The idea had its origins in the heyday of the New Wave itself: Godard first proposed it to the producer Mag Bodard in 1964 as a project for Anna Karina and Jean-Paul Belmondo. At the time, it came to naught when Bodard insisted that the female lead be played instead by Catherine Deneuve. Now the project was being coproduced by Alain Sarde’s Sara Films and by Vega Films, the company of the Swiss producer Ruth Waldburger. For them, Godard amplified his synopsis with evocative details: the first man and the woman spend the summer at “the splendid estate she inherited,” where he becomes even more passive “upon contact with astonishing nature, the devastating green and blue beauty of the waves, the tranquil severity of the immense trees, the grace and innocence of horses, etc.”; the second man persuades the woman to take him to “the beautiful prewar estate which she had told him about, to brighten her cheeks with the caress of foliage.”
11
This milieu of material opulence, of natural splendor as an attribute of wealth, is that of Godard’s own childhood.

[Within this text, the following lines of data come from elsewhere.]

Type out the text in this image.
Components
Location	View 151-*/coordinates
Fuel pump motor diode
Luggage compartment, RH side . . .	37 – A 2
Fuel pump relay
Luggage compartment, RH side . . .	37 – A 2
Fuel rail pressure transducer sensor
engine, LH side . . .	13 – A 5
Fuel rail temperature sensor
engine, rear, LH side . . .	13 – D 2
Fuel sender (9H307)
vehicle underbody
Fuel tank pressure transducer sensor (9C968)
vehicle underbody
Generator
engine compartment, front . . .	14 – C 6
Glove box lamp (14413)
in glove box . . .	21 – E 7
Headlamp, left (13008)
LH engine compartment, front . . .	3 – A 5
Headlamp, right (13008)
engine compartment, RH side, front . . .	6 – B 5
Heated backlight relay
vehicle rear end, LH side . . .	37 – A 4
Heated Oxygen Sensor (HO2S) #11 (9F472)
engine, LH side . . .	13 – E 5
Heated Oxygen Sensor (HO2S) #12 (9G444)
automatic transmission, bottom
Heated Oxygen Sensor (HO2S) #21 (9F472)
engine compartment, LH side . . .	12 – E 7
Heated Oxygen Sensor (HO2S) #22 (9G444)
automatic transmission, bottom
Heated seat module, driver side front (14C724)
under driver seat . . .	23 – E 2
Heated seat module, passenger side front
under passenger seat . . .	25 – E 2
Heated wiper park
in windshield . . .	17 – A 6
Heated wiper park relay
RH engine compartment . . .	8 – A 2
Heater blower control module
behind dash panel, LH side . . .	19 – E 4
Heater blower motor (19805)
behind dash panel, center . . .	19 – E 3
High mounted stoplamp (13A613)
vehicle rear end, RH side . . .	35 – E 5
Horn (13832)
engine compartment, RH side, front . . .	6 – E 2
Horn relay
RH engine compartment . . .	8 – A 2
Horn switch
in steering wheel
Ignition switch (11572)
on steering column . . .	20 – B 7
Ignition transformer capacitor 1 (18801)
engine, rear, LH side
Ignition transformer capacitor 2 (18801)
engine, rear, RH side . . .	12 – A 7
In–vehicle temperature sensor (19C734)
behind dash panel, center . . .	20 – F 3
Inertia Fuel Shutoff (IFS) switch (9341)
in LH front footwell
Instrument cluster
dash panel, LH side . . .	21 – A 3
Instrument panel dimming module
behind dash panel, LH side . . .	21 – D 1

Godard’s assistant Hervé Duhamel recognized the subject’s literary implications and was inspired by them. Duhamel offered to do research to
find texts from the history of literature that could go into the film. Godard accepted the offer. Working full-time as assistant on
Histoire(s) du cinéma
and on other video commissions, Duhamel—who, Godard said, “knows a good deal of literature”
12
—also spent his weekends, together with his wife, rummaging through his library to locate quotations he thought would be apt for each scene. He gave Godard a collage of photocopies—from Hemingway, Faulkner, Georges Bataille, and René Char, among others—that ran to more than a hundred pages. Months passed with no response from Godard. Duhamel, somewhat disheartened, asked him whether he had looked at it; the director answered, “Later, later.”

“Later” came in May 1989, when, after the Cannes festival, Godard asked the renowned actor Alain Delon to play the double lead role in
Nouvelle Vague
. Delon immediately accepted.
13
Delon expected that Godard’s film would get him to the Cannes festival, where he had not been since 1963, with
The Leopard
, by Luchino Visconti; moreover, he told Godard that he was getting bored with the run of police stories in which he usually starred. But when, soon thereafter, Delon met Godard at the bar of the Plaza-Athénée Hotel in Paris, he laid down one condition: that there be a screenplay with dialogue.
14
Godard was in luck: he took Duhamel’s file of citations and turned it into a screenplay for Delon; though prior to the shoot Godard rearranged, tore apart, and (literally) threw out the file (which he then asked Duhamel to reconstitute), almost all of the dialogue in the film is composed of literary citations from Duhamel’s research.

During the summer of 1989, Delon met with Godard only twice more: once when Godard introduced him to the lead actress, Domiziana Giordano (who had played the lead in Andrei Tarkovsky’s
Nostalgia
), and again, to discuss Delon’s wardrobe for the double role.

T
HE SHOOT BEGAN
on September 4, mainly at a majestic old house on the Swiss side of Lake Geneva. The shoot was unusually long—two months—the crew was large, the equipment was burdensome, the action was complex, and Delon’s demands for written dialogue were stringent: though Godard prepared text in advance, he kept changing it at the last minute. Delon, who had never worked that way before and whose last-minute memory was not good, became very frustrated. For some scenes, strips of paper with his lines were pasted on walls or doors out of camera view. Moreover, Delon found Godard’s instructions, or lack of them, confusing. The two had bitter arguments, and Delon later admitted, “If I had yielded to my inclination, the film would never have been completed.”
15

In what was by now a familiar pattern, Godard’s relations with the film’s other participants were not much better. For a part as a governess, he called
the young actress Laurence Côte, who had been in his video
Puissance de la parole
. In her audition, he told her, “Since the video, Laurence, your soul has gotten thinner.”
16
She reacted with outrage, but he mollified her and then cast her in the role—which, during the shoot, he reduced to a few lines.